BI software -- like spreadsheet software and platforms like SharePoint -- routinely offer a feature called a calculated column or a derived column. This is a repository for information emerging from analysis done on the data in the BI platform when it's loaded into a report. This feature creates a great opportunity for enhanced analytical utility in the data model and allows BI users a greater range of reporting and analysis opportunities for the data. It's even possible, and often desirable, to do some of this reporting and analysis ahead of time, loading calculated columns into datasets when they are extracted from the original BI data source.
Importing relationships vs. remapping
Finally, and perhaps most importantly, there's the matter of data structuring.
BI data sources employ data models from which BI-friendly datasets are generated for a variety of applications. It is often essential that enterprises structure the data in these datasets differently than how it was structured in the original source.
In the case of spreadsheet data, this usually means that users discard pivots and other structural features in the original source. On the other hand, in a relational database, the structure of the data in the source model may hugely impact its utility and storage efficiency -- and that may impact its overall usefulness in BI reporting. Is the data most efficiently stored when detail tables are keyed strategically to master tables? What data should go in lookup tables? Sometimes these are questions that must be asked of BI data, too.
Creating great BI data sources, then, includes a key decision: Should users import the relational structure of the data from a source database or pull the data over to the BI source flattened out and structure it differently in the model?

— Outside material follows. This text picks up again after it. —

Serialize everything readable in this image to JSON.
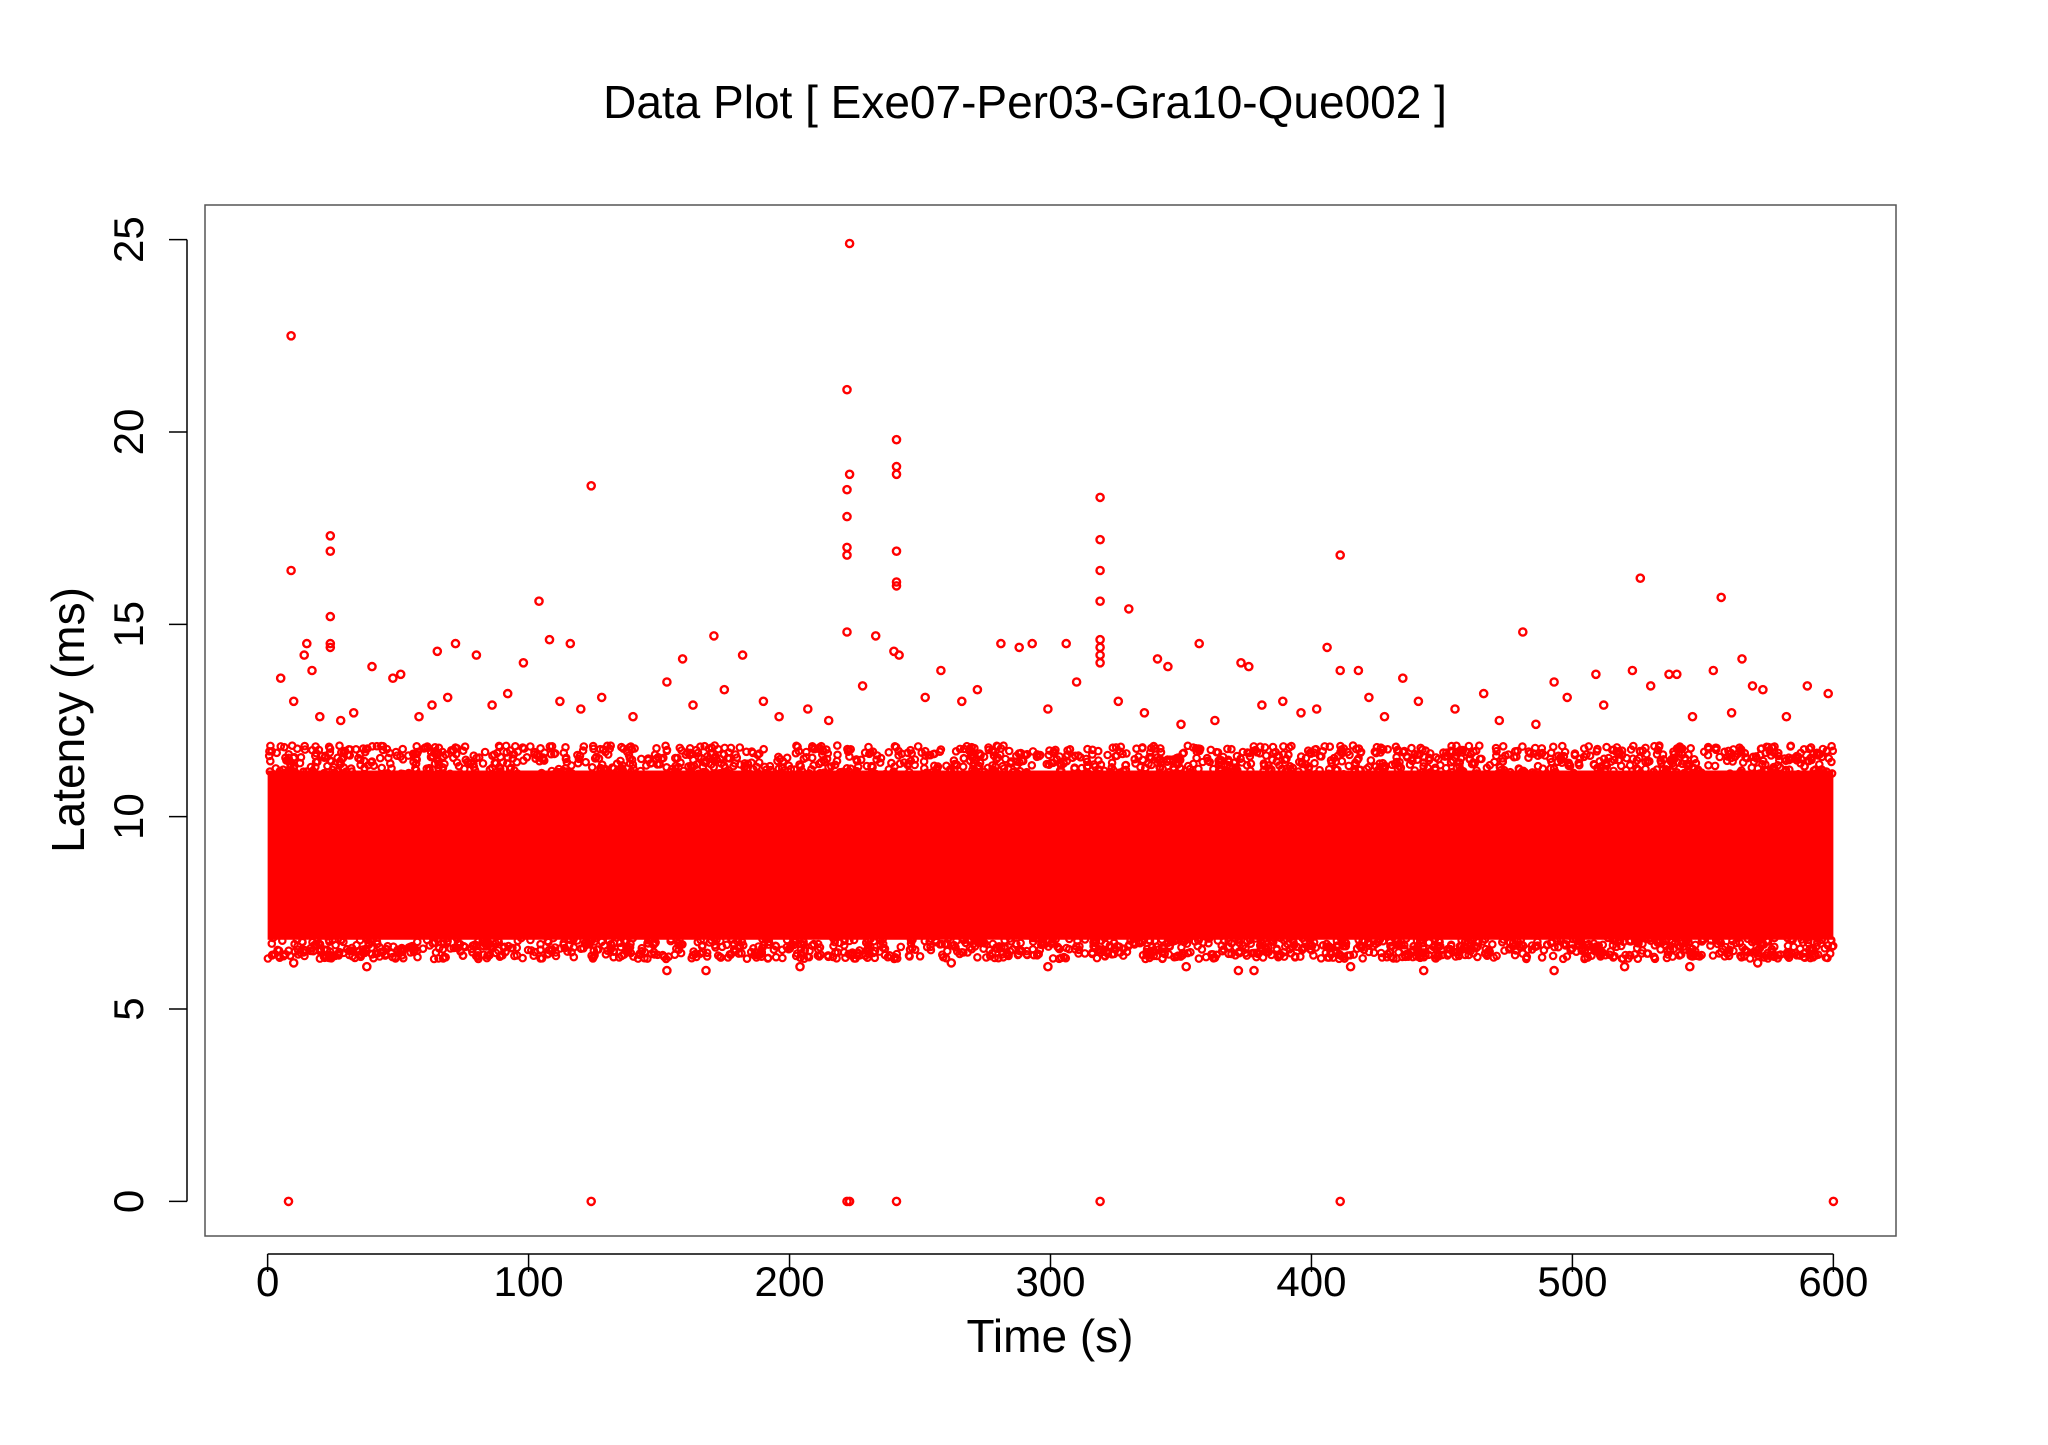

Many BI vendor packages will allow you to either import existing structures or let them go, leaving you free to decide what's best in your particular scenario. Usually, these decisions are left to IT people -- data architects who can optimize database storage as much as they'd like. But more and more, when it comes to BI, those decisions rest on those who are building out the reporting environment. It's a wise approach, then, to learn a few tricks of the database trade.